Le nettoyage des arbres brûlés après incendie : une fausse bonne idée

La coupe des arbres brûlés sur les terrains incendiés qui a pu être faite dans certains cas les années passées, bien avant la création du Parc national des Calanques, a nécessité des moyens financiers considérables.

Après incendie, il est important de couper rapidement les arbres calcinés aux abords des routes, voies, pistes, sentiers et aires d’accueil pour sécuriser le public.

Par contre, les autres arbres non dangereux pour l’accueil vont rapidement se dégrader et tomber naturellement au sol. Leur dégradation va permettre le retour d’un important cortège d’insectes et de champignons qui favoriseront, en se nourrissant du bois brûlé, la reconstitution de l’humus sur le moyen terme.
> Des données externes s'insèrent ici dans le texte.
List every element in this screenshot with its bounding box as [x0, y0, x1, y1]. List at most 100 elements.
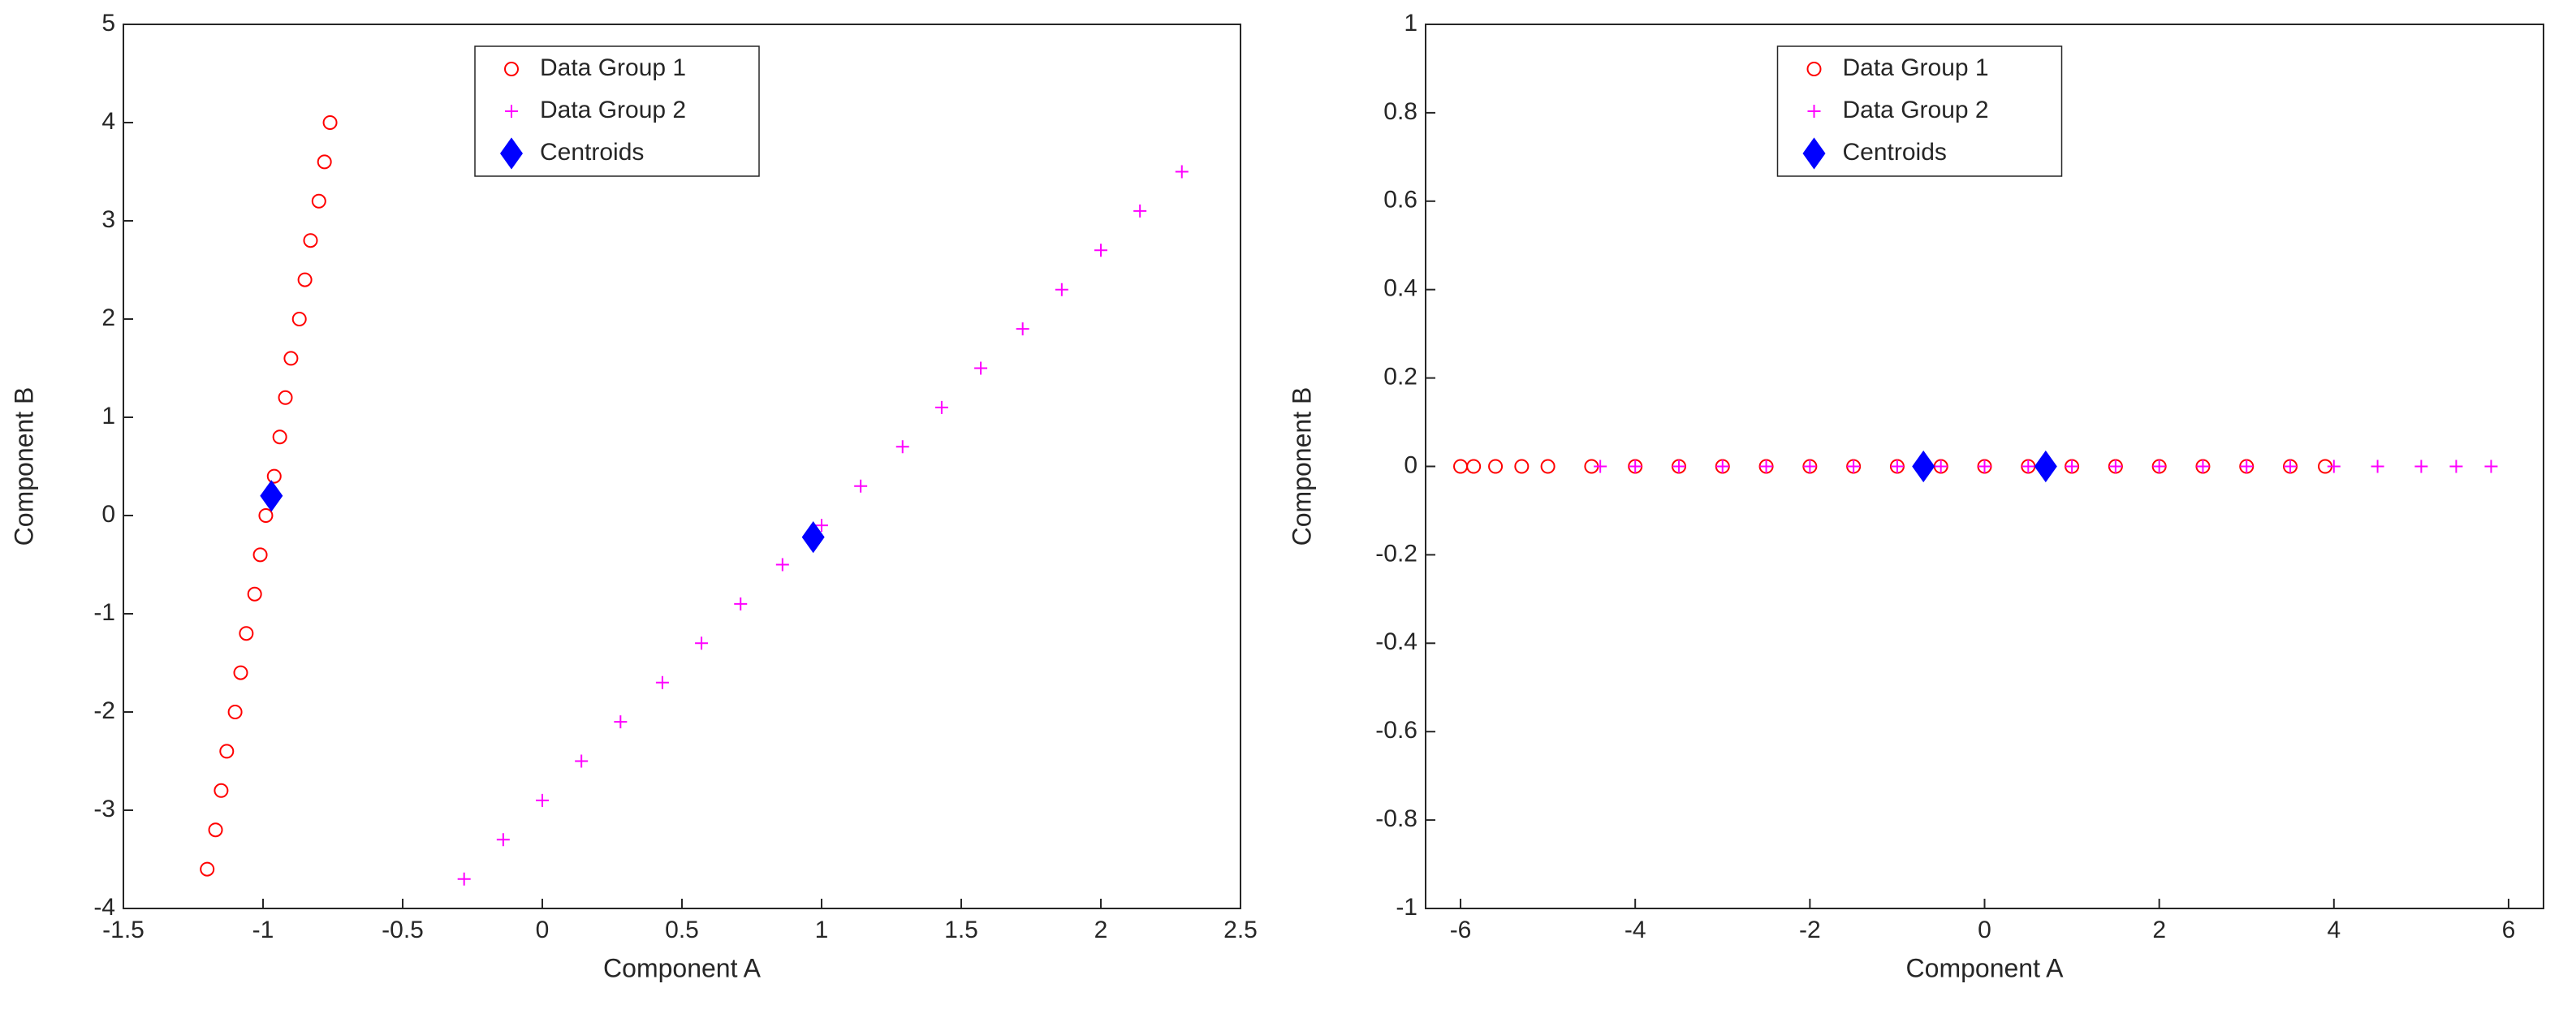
data-point	[536, 793, 549, 807]
data-point	[1672, 460, 1685, 473]
x-tick-label: 0	[536, 917, 550, 943]
y-tick-label: 0.4	[1383, 275, 1417, 302]
data-point	[934, 400, 948, 414]
data-point	[2371, 460, 2384, 473]
x-tick-label: 0.5	[665, 917, 699, 943]
y-tick-label: 1	[101, 403, 115, 429]
data-point	[1912, 450, 1935, 483]
data-point	[496, 833, 510, 847]
x-axis-label: Component A	[603, 953, 762, 982]
data-point	[1133, 204, 1147, 218]
data-point	[815, 519, 828, 533]
data-point	[297, 272, 313, 287]
data-point	[575, 754, 589, 768]
legend-label: Data Group 1	[540, 54, 686, 81]
legend-label: Centroids	[1843, 139, 1947, 166]
x-tick-label: 6	[2502, 917, 2516, 943]
data-point	[1594, 460, 1607, 473]
data-point	[2327, 460, 2341, 473]
data-point	[291, 312, 307, 326]
data-point	[2449, 460, 2463, 473]
legend-label: Data Group 2	[540, 97, 686, 123]
data-point	[227, 705, 243, 719]
data-point	[2065, 460, 2079, 473]
data-point	[1055, 283, 1068, 296]
x-tick-label: 1	[815, 917, 829, 943]
data-point	[200, 861, 215, 877]
y-tick-label: -1	[93, 599, 115, 626]
data-point	[311, 193, 326, 209]
x-tick-label: 2	[1094, 917, 1108, 943]
data-point	[239, 626, 254, 641]
data-point	[2240, 460, 2254, 473]
x-tick-label: -4	[1625, 917, 1646, 943]
x-tick-label: -1	[252, 917, 274, 943]
data-point	[1934, 460, 1948, 473]
data-point	[2196, 460, 2210, 473]
data-point	[258, 508, 274, 523]
data-point	[260, 480, 283, 512]
x-tick-label: -0.5	[382, 917, 424, 943]
legend-marker	[500, 137, 523, 170]
data-point	[317, 154, 332, 170]
data-point	[272, 429, 287, 445]
y-tick-label: 4	[101, 108, 115, 135]
y-tick-label: 0.6	[1383, 187, 1417, 214]
data-point	[974, 361, 988, 375]
data-point	[614, 715, 628, 729]
y-tick-label: 0.2	[1383, 364, 1417, 390]
data-point	[1629, 460, 1642, 473]
chart: -1.5 -1 -0.5 0 0.5 1 1.5 2 2.5 -4 -3 -2 -1 0 1 2 3 4 5 Comp…	[9, 10, 1257, 983]
data-point	[1488, 459, 1504, 474]
data-point	[734, 597, 748, 611]
legend-box	[474, 45, 760, 177]
data-point	[1759, 460, 1773, 473]
x-axis-label: Component A	[1906, 953, 2065, 982]
data-point	[247, 586, 262, 602]
y-tick-label: -4	[93, 894, 115, 921]
y-tick-label: 0.8	[1383, 98, 1417, 125]
data-point	[2022, 460, 2035, 473]
y-tick-label: 5	[101, 10, 115, 37]
legend-marker	[1806, 62, 1822, 76]
legend-marker	[504, 62, 519, 76]
y-tick-label: -3	[93, 796, 115, 822]
x-tick-label: 4	[2327, 917, 2341, 943]
data-point	[208, 822, 223, 838]
x-tick-label: 2.5	[1223, 917, 1258, 943]
y-tick-label: 0	[101, 501, 115, 528]
data-point	[1978, 460, 1991, 473]
legend-marker	[1807, 105, 1821, 118]
data-point	[1016, 322, 1029, 336]
legend-marker	[505, 105, 518, 118]
data-point	[266, 468, 282, 484]
legend-label: Data Group 1	[1843, 54, 1989, 81]
data-point	[322, 115, 338, 130]
y-tick-label: -2	[93, 697, 115, 724]
data-point	[233, 665, 248, 680]
y-tick-label: -0.4	[1375, 628, 1417, 655]
data-point	[2484, 460, 2498, 473]
x-tick-label: 0	[1978, 917, 1991, 943]
data-point	[854, 479, 868, 493]
y-tick-label: -0.6	[1375, 717, 1417, 744]
data-point	[1175, 165, 1189, 179]
data-point	[278, 390, 293, 405]
data-point	[1540, 459, 1556, 474]
data-point	[1847, 460, 1861, 473]
data-point	[655, 675, 669, 689]
data-point	[2284, 460, 2298, 473]
data-point	[1466, 459, 1482, 474]
data-point	[2152, 460, 2166, 473]
legend: Data Group 1 Data Group 2 Centroids	[474, 45, 760, 177]
y-tick-label: -0.2	[1375, 540, 1417, 567]
x-tick-label: 2	[2152, 917, 2166, 943]
y-tick-label: 3	[101, 206, 115, 233]
data-point	[2414, 460, 2428, 473]
x-tick-label: -6	[1450, 917, 1472, 943]
x-tick-label: 1.5	[944, 917, 978, 943]
y-axis-label: Component B	[9, 387, 38, 546]
data-point	[303, 233, 318, 248]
Ces arbres, les insectes qui s’en régalent, peuvent être ressentis comme « sales » dans le paysage. Ce n’est certainement pas la vision des petits mammifères et oiseaux qui les utiliseront pour recoloniser la zone et transporter (dans leurs fientes, leur pelages…) des graines qui contribueront au renouvellement de la forêt. Nettoyer, c’est entraver le processus naturel de régénération de la forêt.

 

Historique des plantations : une vision sociétale plus productive

Le territoire du Parc national des Calanques a fait l’objet, de la fin du XIXe siècle à la fin des années 1980, à de grandes campagnes de nettoyage des terrains incendiés et de reboisement par l’administration des Eaux et Forêts, puis par l’Office national des Forêts et les grands propriétaires publics. L’objectif des plantations de cette époque révolue depuis trente ans était principalement la reconstitution d’une forêt méditerranéenne plus productive que de protection écologique.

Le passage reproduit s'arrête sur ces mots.